Kiss' Gene Simmons said he will produce a film version of Bogart's life story for Paramount Pictures. The serpentine-tongued bassist has been working on the film for 14 months, although a production date has yet to be determined.

When the film gets to the casting stage, Simmons said he'd like either Mike Myers or Kevin Spacey to play the over-the-top hitmaker.

"Like all great innovators, Neil Bogart completely ignored convention," Simmons said. "He was like no other man, a modern-day PT Barnum." Bogart personified music-industry decadence in his prime, and his excessive promotion tactics have become the stuff of legend. As general manger of Buddah Records, a 24-year-old Bogart discovered the Ohio Express in 1968 and released their bubblegum hits "Yummy Yummy Yummy" and "Chewy Chewy." After leaving Buddah in 1973, Bogart signed Kiss to his own Casablanca imprint. By pushing Donna Summer's 1975 song "Love to Love You Baby" to radio programmers relentlessly, the disco era got underway as the track became nearly ubiquitous on playlists.

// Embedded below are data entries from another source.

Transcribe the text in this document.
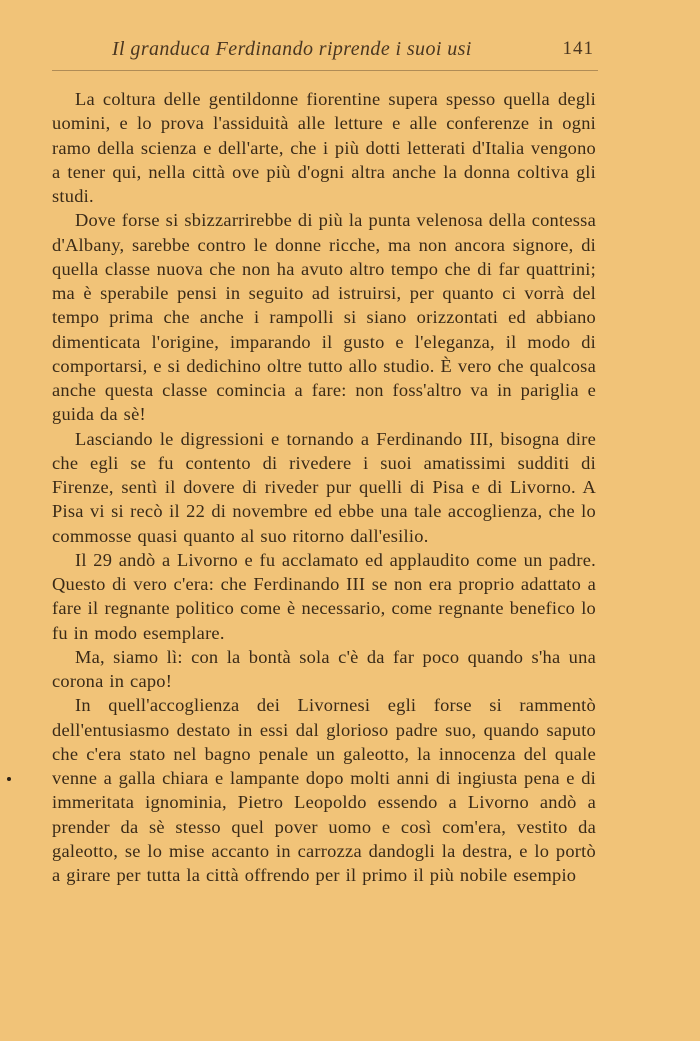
Il granduca Ferdinando riprende i suoi usi	141

La coltura delle gentildonne fiorentine supera spesso quella degli uomini, e lo prova l'assiduità alle letture e alle conferenze in ogni ramo della scienza e dell'arte, che i più dotti letterati d'Italia vengono a tener qui, nella città ove più d'ogni altra anche la donna coltiva gli studi.

Dove forse si sbizzarrirebbe di più la punta velenosa della contessa d'Albany, sarebbe contro le donne ricche, ma non ancora signore, di quella classe nuova che non ha avuto altro tempo che di far quattrini; ma è sperabile pensi in seguito ad istruirsi, per quanto ci vorrà del tempo prima che anche i rampolli si siano orizzontati ed abbiano dimenticata l'origine, imparando il gusto e l'eleganza, il modo di comportarsi, e si dedichino oltre tutto allo studio. È vero che qualcosa anche questa classe comincia a fare: non foss'altro va in pariglia e guida da sè!

Lasciando le digressioni e tornando a Ferdinando III, bisogna dire che egli se fu contento di rivedere i suoi amatissimi sudditi di Firenze, sentì il dovere di riveder pur quelli di Pisa e di Livorno. A Pisa vi si recò il 22 di novembre ed ebbe una tale accoglienza, che lo commosse quasi quanto al suo ritorno dall'esilio.

Il 29 andò a Livorno e fu acclamato ed applaudito come un padre. Questo di vero c'era: che Ferdinando III se non era proprio adattato a fare il regnante politico come è necessario, come regnante benefico lo fu in modo esemplare.

Ma, siamo lì: con la bontà sola c'è da far poco quando s'ha una corona in capo!

In quell'accoglienza dei Livornesi egli forse si rammentò dell'entusiasmo destato in essi dal glorioso padre suo, quando saputo che c'era stato nel bagno penale un galeotto, la innocenza del quale venne a galla chiara e lampante dopo molti anni di ingiusta pena e di immeritata ignominia, Pietro Leopoldo essendo a Livorno andò a prender da sè stesso quel pover uomo e così com'era, vestito da galeotto, se lo mise accanto in carrozza dandogli la destra, e lo portò a girare per tutta la città offrendo per il primo il più nobile esempio
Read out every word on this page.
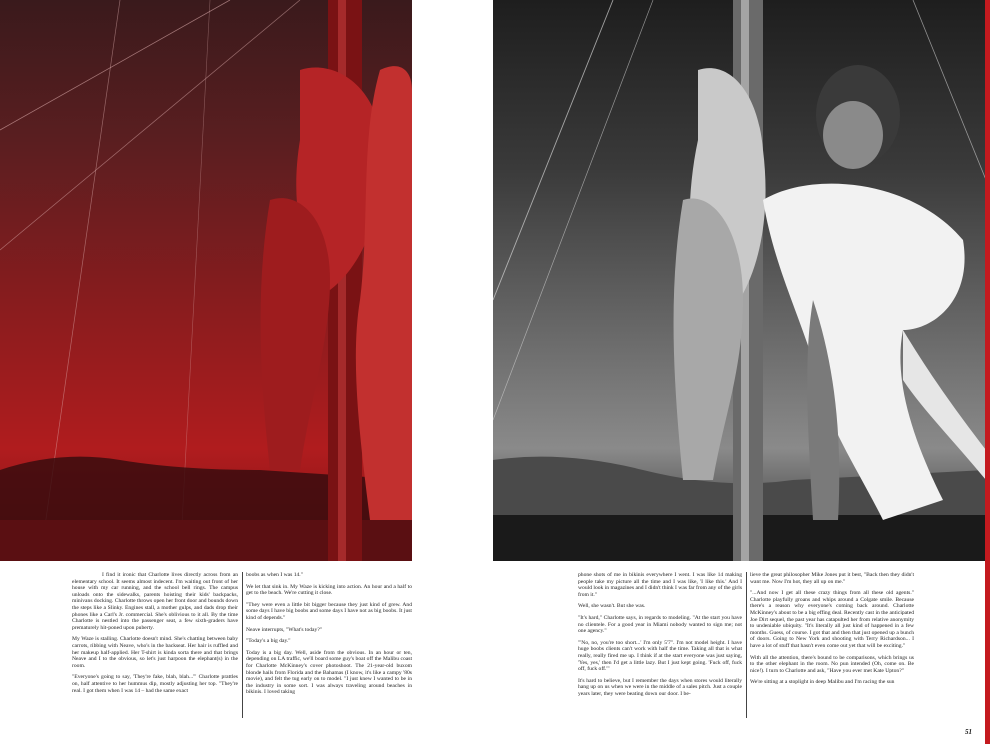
I find it ironic that Charlotte lives directly across from an elementary school. It seems almost indecent. I'm waiting out front of her house with my car running, and the school bell rings. The campus unloads onto the sidewalks, parents hoisting their kids' backpacks, minivans docking. Charlotte throws open her front door and bounds down the steps like a Slinky. Engines stall, a mother gulps, and dads drop their phones like a Carl's Jr. commercial. She's oblivious to it all. By the time Charlotte is nestled into the passenger seat, a few sixth-graders have prematurely hit-poned upon puberty.

My Waze is stalling. Charlotte doesn't mind. She's chatting between baby carrots, ribbing with Neave, who's in the backseat. Her hair is ruffled and her makeup half-applied. Her T-shirt is kinda sorta there and that brings Neave and I to the obvious, so let's just harpoon the elephant(s) in the room.

"Everyone's going to say, 'They're fake, blah, blah...'" Charlotte prattles on, half attentive to her hummus dip, mostly adjusting her top. "They're real. I got them when I was 14 – had the same exact

boobs as when I was 14."

We let that sink in. My Waze is kicking into action. An hour and a half to get to the beach. We're cutting it close.

"They were even a little bit bigger because they just kind of grew. And some days I have big boobs and some days I have not as big boobs. It just kind of depends."

Neave interrupts, "What's today?"

"Today's a big day."

Today is a big day. Well, aside from the obvious. In an hour or ten, depending on LA traffic, we'll board some guy's boat off the Malibu coast for Charlotte McKinney's cover photoshoot. The 21-year-old buxom blonde hails from Florida and the Bahamas (I know, it's like a campy '80s movie), and felt the tug early on to model. "I just knew I wanted to be in the industry in some sort. I was always traveling around beaches in bikinis. I loved taking

phone shots of me in bikinis everywhere I went. I was like 14 making people take my picture all the time and I was like, 'I like this.' And I would look in magazines and I didn't think I was far from any of the girls from it."

Well, she wasn't. But she was.

"It's hard," Charlotte says, in regards to modeling. "At the start you have no clientele. For a good year in Miami nobody wanted to sign me; not one agency."

"'No, no, you're too short...' I'm only 5'7". I'm not model height. I have huge boobs clients can't work with half the time. Taking all that is what really, really fired me up. I think if at the start everyone was just saying, 'Yes, yes,' then I'd get a little lazy. But I just kept going. 'Fuck off, fuck off, fuck off.'"

It's hard to believe, but I remember the days when stores would literally hang up on us when we were in the middle of a sales pitch. Just a couple years later, they were beating down our door. I be-

lieve the great philosopher Mike Jones put it best, "Back then they didn't want me. Now I'm hot, they all up on me."

"...And now I get all these crazy things from all these old agents." Charlotte playfully groans and whips around a Colgate smile. Because there's a reason why everyone's coming back around. Charlotte McKinney's about to be a big effing deal. Recently cast in the anticipated Joe Dirt sequel, the past year has catapulted her from relative anonymity to undeniable ubiquity. "It's literally all just kind of happened in a few months. Guess, of course. I got that and then that just opened up a bunch of doors. Going to New York and shooting with Terry Richardson... I have a lot of stuff that hasn't even come out yet that will be exciting."

With all the attention, there's bound to be comparisons, which brings us to the other elephant in the room. No pun intended (Oh, come on. Be nice!). I turn to Charlotte and ask, "Have you ever met Kate Upton?"

We're sitting at a stoplight in deep Malibu and I'm racing the sun

51
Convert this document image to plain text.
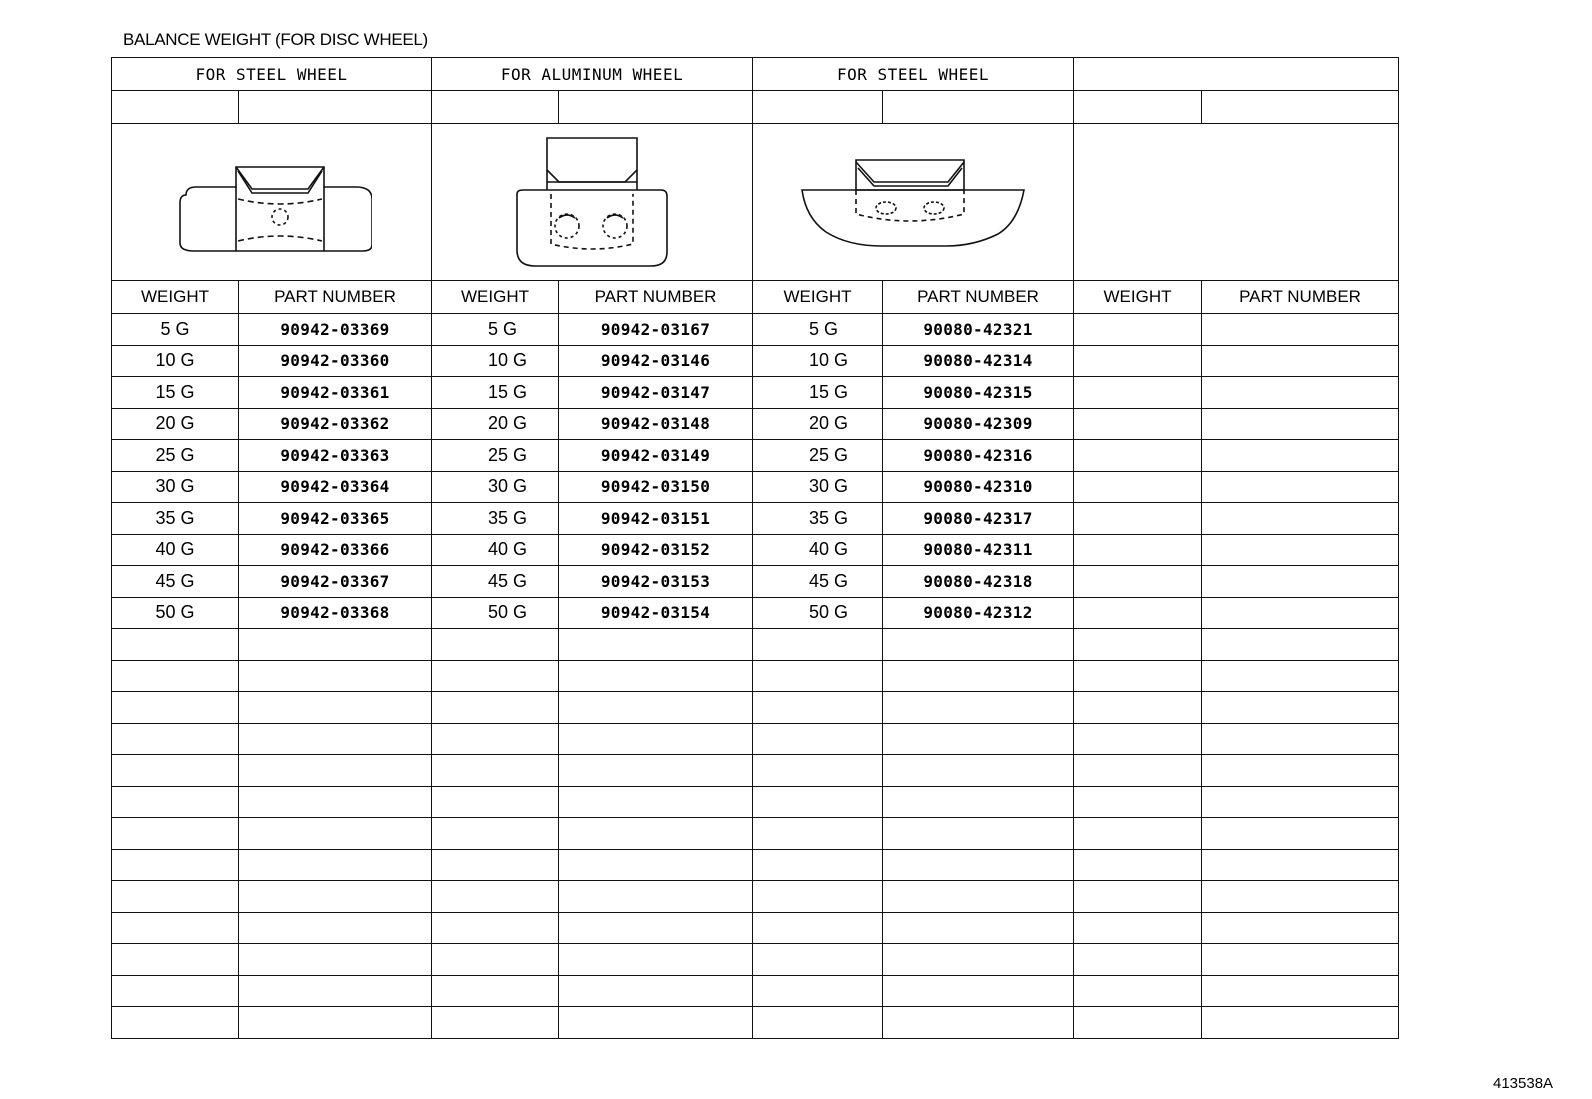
BALANCE WEIGHT (FOR DISC WHEEL)
FOR STEEL WHEEL		FOR ALUMINUM WHEEL		FOR STEEL WHEEL			

WEIGHT	PART NUMBER	WEIGHT	PART NUMBER	WEIGHT	PART NUMBER	WEIGHT	PART NUMBER
5 G	90942-03369	5 G	90942-03167	5 G	90080-42321		
10 G	90942-03360	10 G	90942-03146	10 G	90080-42314		
15 G	90942-03361	15 G	90942-03147	15 G	90080-42315		
20 G	90942-03362	20 G	90942-03148	20 G	90080-42309		
25 G	90942-03363	25 G	90942-03149	25 G	90080-42316		
30 G	90942-03364	30 G	90942-03150	30 G	90080-42310		
35 G	90942-03365	35 G	90942-03151	35 G	90080-42317		
40 G	90942-03366	40 G	90942-03152	40 G	90080-42311		
45 G	90942-03367	45 G	90942-03153	45 G	90080-42318		
50 G	90942-03368	50 G	90942-03154	50 G	90080-42312		

413538A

Bogart's decline was as rapid as his ascent. Despite hits with Kiss and Summer, Casablanca suffered more than its share of misses, and the label couldn't stanch the financial hemorrhage caused by returns of overstocked albums in addition to Bogart's outlandish expenses.

Bogart sold Casablanca to Polygram at the end of the decade and founded Boardwalk Records, which released albums by Joan Jett. The mogul succumbed to cancer in 1982 at age 39.

The Bogart biopic isn't the only thing on Simmons' groaning board. He cites 18 projects on his to-do list, among them a VH1 series called "Hit Men," which he described as "the Sopranos meet the music industry," and the feature film "November Files," a conspiracy thriller about an accountant tangled up in a multinational money-laundering scheme.

Simmons' autobiography, "Kiss and Makeup," is slated to hit shelves in January. Ghostwritten by The New Yorker editor Ben Greenman, the tome is a "stranger in a strange land" story, beginning with Simmons' birth in Israel. Two MTV programs are also in the works: the original movie "Groupies," about a rock-star perquisite Simmons knows intimately, and "Gene Simmons' Chill-O-Rama," an anthology series in the vein of "The Twilight Zone." MTVi's parent company, Viacom, also owns Paramount Pictures, MTV and VH1.